Take a deeper dive. Listen to Grace Acan explain what justice means to survivors of sexual violence in conflict. CMHR Audio clip goes here.
News media has similarly situated the exhibit as timely, and its association with dialogues for survivors as necessary. For example, the arts magazine GalleriesWest places the exhibit in relation to the Nobel Peace Prize winners, Denis Mukwege and Nadia Murad, and their efforts against the use of sexual violence as a weapon of war. This is also shown in the University of Manitoba’s news, which represents the exhibit in the context of Uganda’s transitional justice policy of June 2019.
Collaborative and curatorial approaches to the exhibit were also based on a survivor-centred approach. For example, CMHR curator Isabelle Masson acknowledges that for activists organizing around issues of sexual violence in war, it is important to reduce opportunities of re-traumatization or even further traumatization (Bitu Tshikudi).

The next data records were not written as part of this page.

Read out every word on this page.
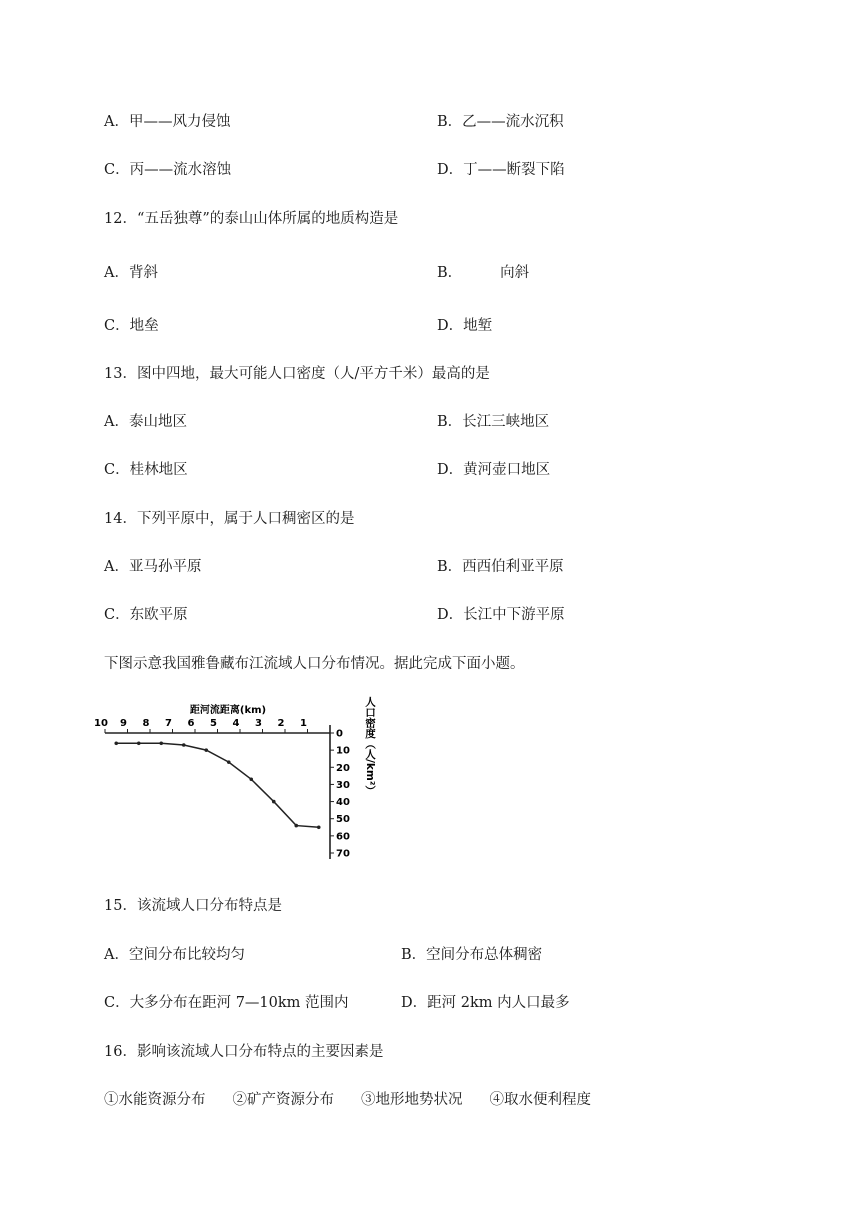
A．甲——风力侵蚀	B．乙——流水沉积
C．丙——流水溶蚀	D．丁——断裂下陷
12．“五岳独尊”的泰山山体所属的地质构造是
A．背斜	B．	向斜
C．地垒	D．地堑
13．图中四地，最大可能人口密度（人/平方千米）最高的是
A．泰山地区	B．长江三峡地区
C．桂林地区	D．黄河壶口地区
14．下列平原中，属于人口稠密区的是
A．亚马孙平原	B．西西伯利亚平原
C．东欧平原	D．长江中下游平原
下图示意我国雅鲁藏布江流域人口分布情况。据此完成下面小题。
10 9 8 7 6 5 4 3 2 1
0
10
20
30
40
50
60
70
距河流距离(km)	人口密度（人/km²）
15．该流域人口分布特点是
A．空间分布比较均匀	B．空间分布总体稠密
C．大多分布在距河 7—10km 范围内	D．距河 2km 内人口最多
16．影响该流域人口分布特点的主要因素是
①水能资源分布 ②矿产资源分布 ③地形地势状况 ④取水便利程度
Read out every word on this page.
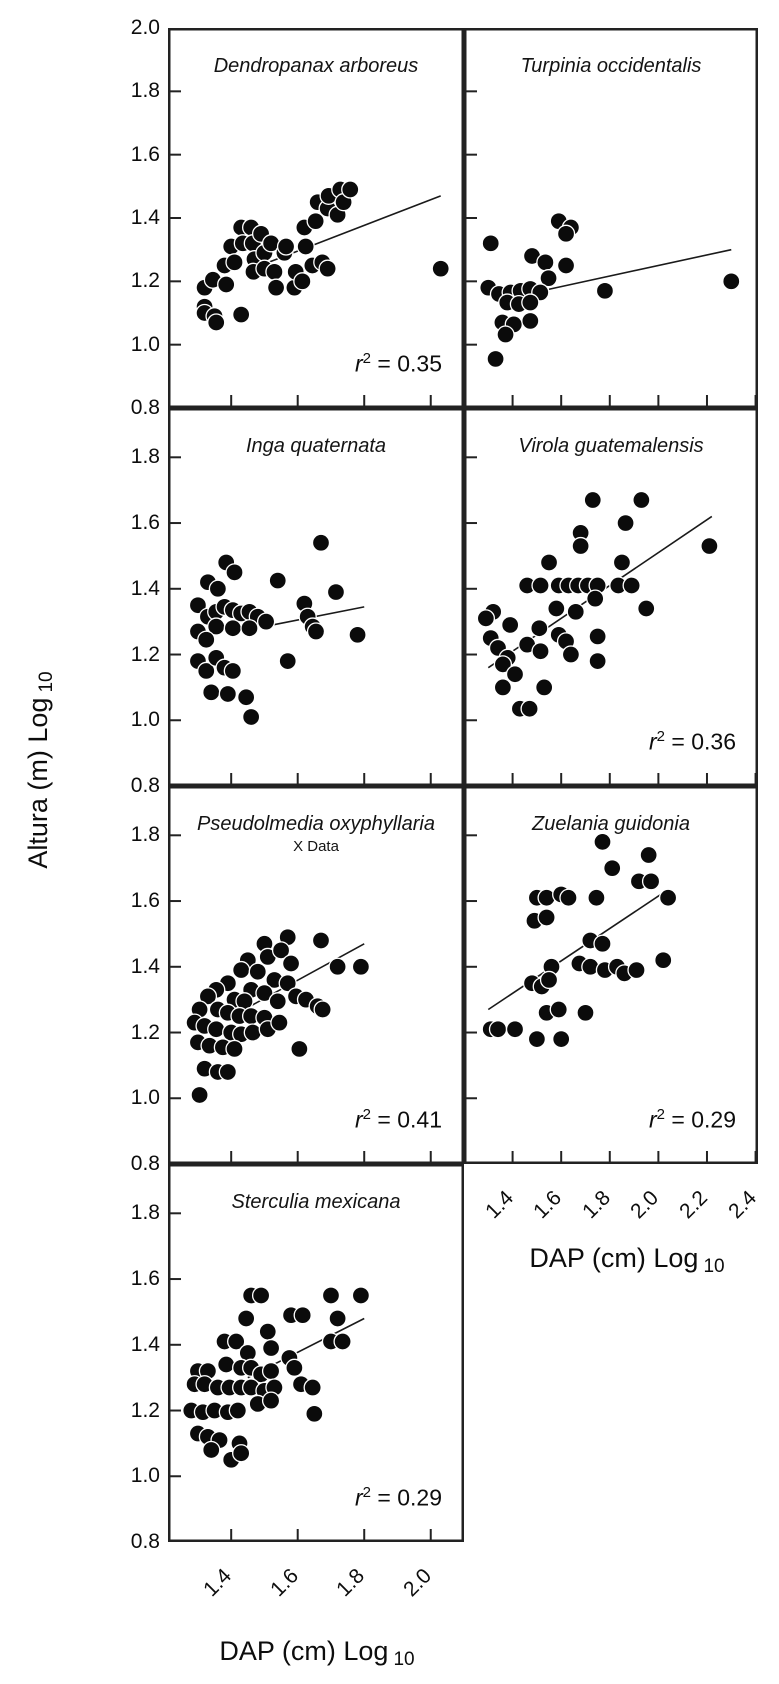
Altura (m) Log10
DAP (cm) Log 10
DAP (cm) Log 10
2.0
1.8
1.6
1.4
1.2
1.0
0.8
Dendropanax arboreus
$r^2 = 0.35$
Turpinia occidentalis
1.8
1.6
1.4
1.2
1.0
0.8
Inga quaternata	Virola guatemalensis
$r^2 = 0.36$
1.8
1.6
1.4
1.2
1.0
0.8
Pseudolmedia oxyphyllaria
X Data
$r^2 = 0.41$
1.4 1.6 1.8 2.0 2.2 2.4
Zuelania guidonia
$r^2 = 0.29$
1.8
1.6
1.4
1.2
1.0
0.8
1.4	1.6	1.8	2.0
Sterculia mexicana
$r^2 = 0.29$
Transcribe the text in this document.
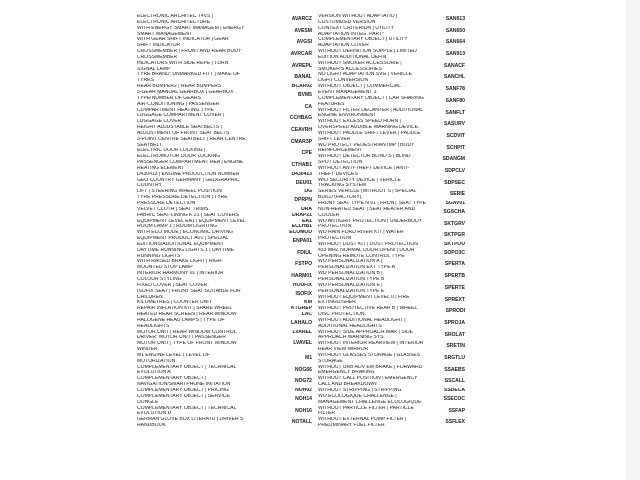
ELECTRONIC ARCHITEC T4VS |
ELECTRONIC ARCHITECTURE
WITH ENERGY SMART MANAGEM | ENERGY
SMART MANAGEMENT
WITH GEAR SHIFT INDICATOR | GEAR
SHIFT INDICATOR
CROSSMEMBER | FRONT AND REAR BODY
CROSSMEMBER
INDICATORS WITH SIDE REPE | TURN
SIGNAL LAMP
TYRE BRAND: UNMARKED FITT | MAKE OF
TYRES
REAR BUMPER2 | REAR BUMPERS
5-GEAR MANUAL GEARBOX | GEARBOX
TYPE/NUMBER OF GEARS
AIR-CONDITIONING | PASSENGER
COMPARTMENT HEATING TYPE
LUGGAGE COMPARTMENT COVER |
LUGGAGE COVER
HEIGHT ADJUSTABLE SEATBELTS |
ADJUSTMENT OF FRONT SEAT BELTS
3-POINT CENTRE SEATBELT | REAR CENTRE
SEATBELT.
ELECTRIC DOOR LOCKING |
ELECTROMOTOR DOOR LOCKING
PASSENGER COMPARTMENT HEA | ENGINE
HEATING ELEMENT
D430413 | ENGINE PRODUCTION NUMBER
GEO COUNTRY GERMANY | GEOGRAPHIC
COUNTRY
LIFT | STEERING WHEEL POSITION
TYRE PRESSURE DETECTION | TYRE
PRESSURE DETECTION
VELVET CLOTH | SEAT TRIMS
FABRIC SEAT-LINING K 21 | SEAT COVERS
EQUIPMENT LEVEL EA1 | EQUIPMENT LEVEL
ROOM LAMP 1 | ROOM LIGHTING
WITH ECO MODE | ECONOMIC DRIVING
EQUIPMENT PRODUCT A01 | SPECIAL
EDITIONS/ADDITIONAL EQUIPMENT
DAYTIME RUNNING LIGHTS 1 | DAYTIME
RUNNING LIGHTS
WITH RAISED BRAKE LIGHT | HIGH
MOUNTED STOP LAMP
INTERIOR HARMONY 01 | INTERIOR
COLOUR STYLING
FIXED COVER | SEAT COVER.
ISOFIX SEAT | FRONT SEAT SUITABLE FOR
CHILDREN
KILOMETRES | COUNTER UNIT
REPAIR INFLATION KIT | SPARE WHEEL
HEATED REAR SCREEN | REAR WINDOW
HALOGENE HEAD LAMPS | TYPE OF
HEADLIGHTS
MOTOR UNIT | REAR WINDOW CONTROL
DRIVER: MOTOR UNIT / PASSENGER
MOTOR UNIT | TYPE OF FRONT WINDOW
WINDER.
M1 ENGINE LEVEL | LEVEL OF
MOTORIZATION
COMPLEMENTARY OBJECT | TECHNICAL
EVOLUTION A
COMPLEMENTARY OBJECT |
NAVIGATION/SMARTPHONE IMITATION
COMPLEMENTARY OBJECT | PRICING
COMPLEMENTARY OBJECT | SERVICE
DONGLE
COMPLEMENTARY OBJECT | TECHNICAL
EVOLUTION D
GERMAN GLOVE BOX LITERATU | DRIVER'S
HANDBOOK
AVARCZ
AVESM
AVGSI
AVRCAR
AVREPL
BANAL
BCAR02
BVM5
CA
CCHBAG
CEAVRH
CMAR3P
CPE
CTHAB1
D430413
DEU01
DG
DPRPN
DRA
DRAP21
EA1
ECLHB1
ECOMOD
ENPA01
FDIUL
FSTPO
HARM01
HOUFIX
ISOFIX
KM
KTGREP
LAC
LAHALO
LVAREL
LVAVEL
M1
NOG66
NOG72
NOH02
NOH14
NOH16
NOTALL
VERSION WITHOUT ADAPTATIO |
CUSTOMIZED VERSION
CONTEXT CRITERION | UTILITY
ADAPTATION INTEG. PART*
COMPLEMENTARY OBJECT | UTILITY
ADAPTATION COVER
WITHOUT DEFINITION SUPPLE | LIMITED
EDITION ADDITIONAL DEFIN
WITHOUT SMOKER ACCESSORIE |
SMOKER'S ACCESSORIES
NO LIGHT ADAPTATION SVG | VEHICLE
LIGHT CONVERSION
WITHOUT OBJECT | COMMERCIAL
EVENT MANAGEMENT 3
COMPLEMENTARY OBJECT | CAR SHARING
FEATURES
WITHOUT FILTER DECANTER | ADDITIONAL
ENGINE ENVIRONMENT
WITHOUT EXCESS SPEED HORN |
OVERSPEED AUDIBLE WARNING DEVICE.
WITHOUT PADDLE SHIFT LEVER | PADDLE
SHIFT LEVER
WO PROTECT PEDESTRIAN IMP | BODY
REINFORCEMENT
WITHOUT DETECTOR BLIND S | BLIND
SPOT DETECTION
WITHOUT ANTI-THEFT DEVICE | ANTI-
THEFT DEVICES
W/O SECURITY DEVICE | VEHICLE
TRACKING SYSTEM
SERIES VEHICLE (WITHOUT S | SPECIAL
BUILD (FACTORY).
FRONT SEAT TYPE N 01 | FRONT SEAT TYPE
NON-HEATED SEAT | SEAT HEATER AND
COOLER
WO ANTIGRIT PROTECTION | UNDERBODY
PROTECTION
WO RAIN FORD RIVER KIT | WATER
PROTECTION
WITHOUT DUST KIT | DUST PROTECTION
433 MHZ NORMAL DOOR OPENI | DOOR
OPENING REMOTE CONTROL TYPE
WO PERSONALIZATION A |
PERSONALIZATION EXT TYPE A
WO PERSONALIZATION B |
PERSONALIZATION TYPE B
WO PERSONALIZATION E |
PERSONALIZATION TYPE E
WITHOUT EQUIPMENT LEVEL 0 | FIRE
EXTINGUISHER
WITHOUT PROTECTIVE REAR B | WHEEL
DISC PROTECTION.
WITHOUT ADDITIONAL HEADLIGHT |
ADDITIONAL HEADLIGHTS
WITHOUT SIDE APPROACH WAR | SIDE
APPROACH WARNING SYS
WITHOUT INTERIOR REARVIEW | INTERIOR
REAR VIEW MIRROR
WITHOUT GLASSES STORAGE | GLASSES
STORAGE
WITHOUT URB ADV EM BRAKE | FORWARD
EMERGENCY BRAKING
WITHOUT CALL POSITION | EMERGENCY
CALL AND BREAKDOWN
WITHOUT STRIPPING | STRIPPING
WO ECOLOGIQUE CHALLENGE |
MANAGEMENT CHALLENGE ECOLOGIQUE
WITHOUT PARTICLE FILTER | PARTICLE
FILTER
WITHOUT EXTERNAL PUMP FILTER |
PRELIMINARY FUEL FILTER.
SAN613
SAN650
SAN664
SAN913
SANACF
SANCHL
SANF78
SANF80
SANFLT
SASURV
SCDVIT
SCHPIT
SDANGM
SDPCLV
SDPSEC
SERIE
SGAV01
SGSCHA
SKTGRV
SKTPGR
SKTPOU
SOPO3C
SPERTA
SPERTB
SPERTE
SPREXT
SPRODI
SPROJA
SROLAT
SRETIN
SRGTLU
SSAEBS
SSCALL
SSDECA
SSECOC
SSFAP
SSFLEX
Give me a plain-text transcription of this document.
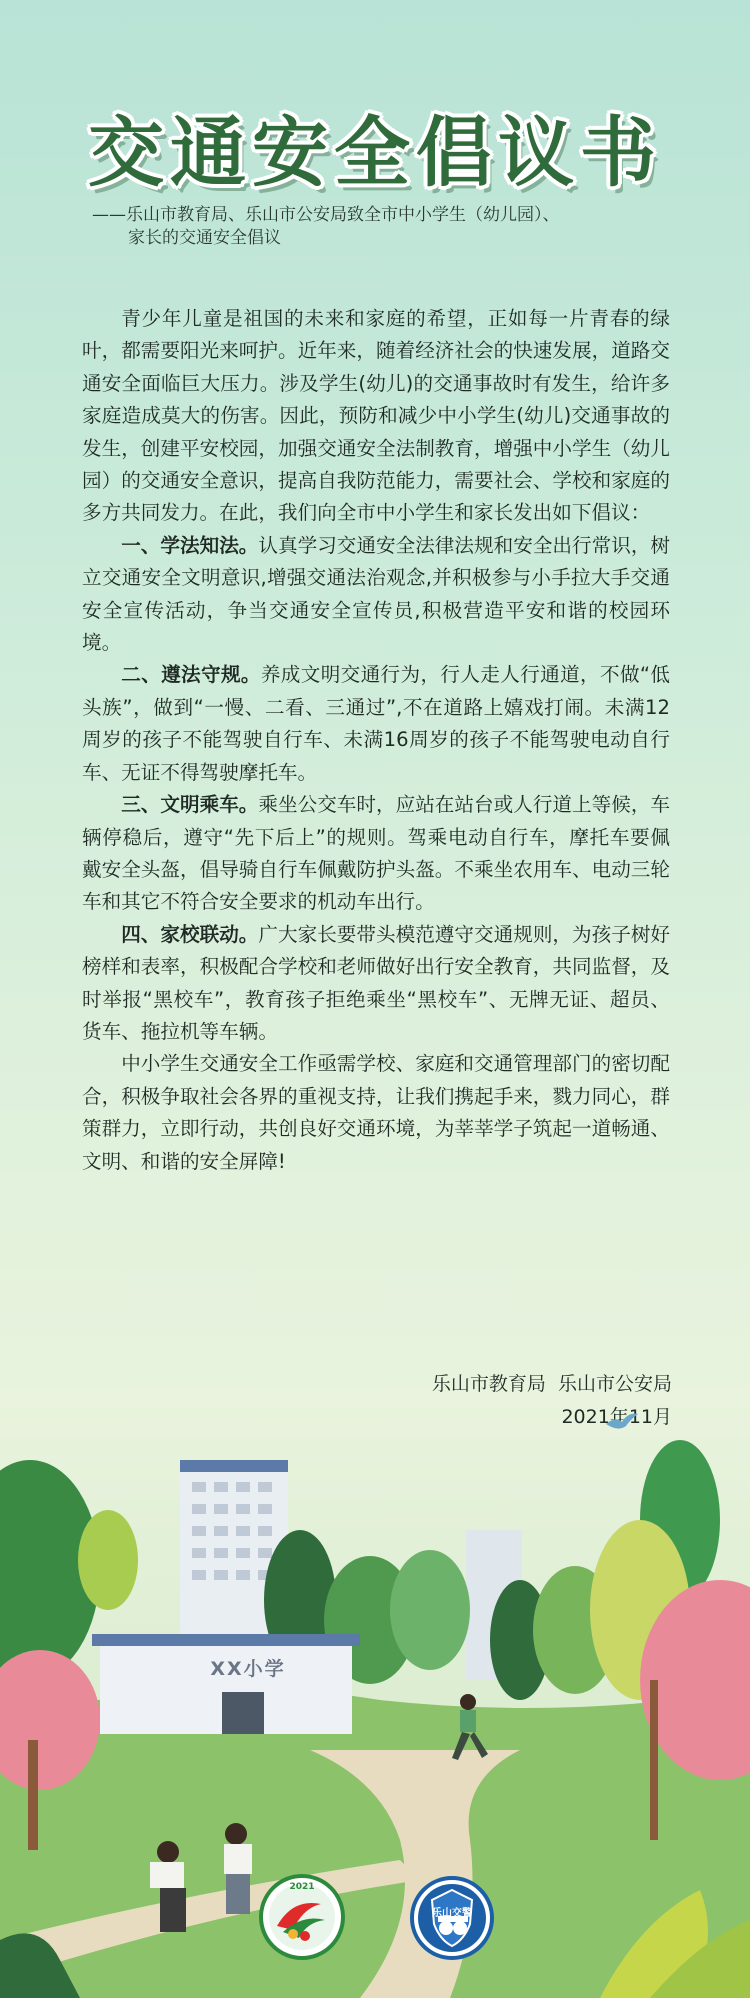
交通安全倡议书
——乐山市教育局、乐山市公安局致全市中小学生（幼儿园）、
家长的交通安全倡议

青少年儿童是祖国的未来和家庭的希望，正如每一片青春的绿叶，都需要阳光来呵护。近年来，随着经济社会的快速发展，道路交通安全面临巨大压力。涉及学生(幼儿)的交通事故时有发生，给许多家庭造成莫大的伤害。因此，预防和减少中小学生(幼儿)交通事故的发生，创建平安校园，加强交通安全法制教育，增强中小学生（幼儿园）的交通安全意识，提高自我防范能力，需要社会、学校和家庭的多方共同发力。在此，我们向全市中小学生和家长发出如下倡议：

一、学法知法。认真学习交通安全法律法规和安全出行常识，树立交通安全文明意识,增强交通法治观念,并积极参与小手拉大手交通安全宣传活动，争当交通安全宣传员,积极营造平安和谐的校园环境。

二、遵法守规。养成文明交通行为，行人走人行通道，不做“低头族”，做到“一慢、二看、三通过”,不在道路上嬉戏打闹。未满12周岁的孩子不能驾驶自行车、未满16周岁的孩子不能驾驶电动自行车、无证不得驾驶摩托车。

三、文明乘车。乘坐公交车时，应站在站台或人行道上等候，车辆停稳后，遵守“先下后上”的规则。驾乘电动自行车，摩托车要佩戴安全头盔，倡导骑自行车佩戴防护头盔。不乘坐农用车、电动三轮车和其它不符合安全要求的机动车出行。

四、家校联动。广大家长要带头模范遵守交通规则，为孩子树好榜样和表率，积极配合学校和老师做好出行安全教育，共同监督，及时举报“黑校车”，教育孩子拒绝乘坐“黑校车”、无牌无证、超员、货车、拖拉机等车辆。

中小学生交通安全工作亟需学校、家庭和交通管理部门的密切配合，积极争取社会各界的重视支持，让我们携起手来，戮力同心，群策群力，立即行动，共创良好交通环境，为莘莘学子筑起一道畅通、文明、和谐的安全屏障!

乐山市教育局  乐山市公安局
2021年11月
XX小学
2021
乐山交警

For these reasons, the exhibit aims to establish a sustainable and supportive storytelling process and environment that focuses on survivors’ needs, their voices, and their leadership towards justice and reparations. News media grappled with place-based tensions emerging from the conversations surrounding the exhibit, as they learned that conjugal slavery in war is a widespread issue that requires specific supports addressing each survivor's context. The traveling exhibit, based on Grace Acan and Evelyn Amony's storytelling, was designed to engage with both broad experiences and individual experience. As a result, the exhibits help support local reclamation of the stories of girls in war within survivors’ communities.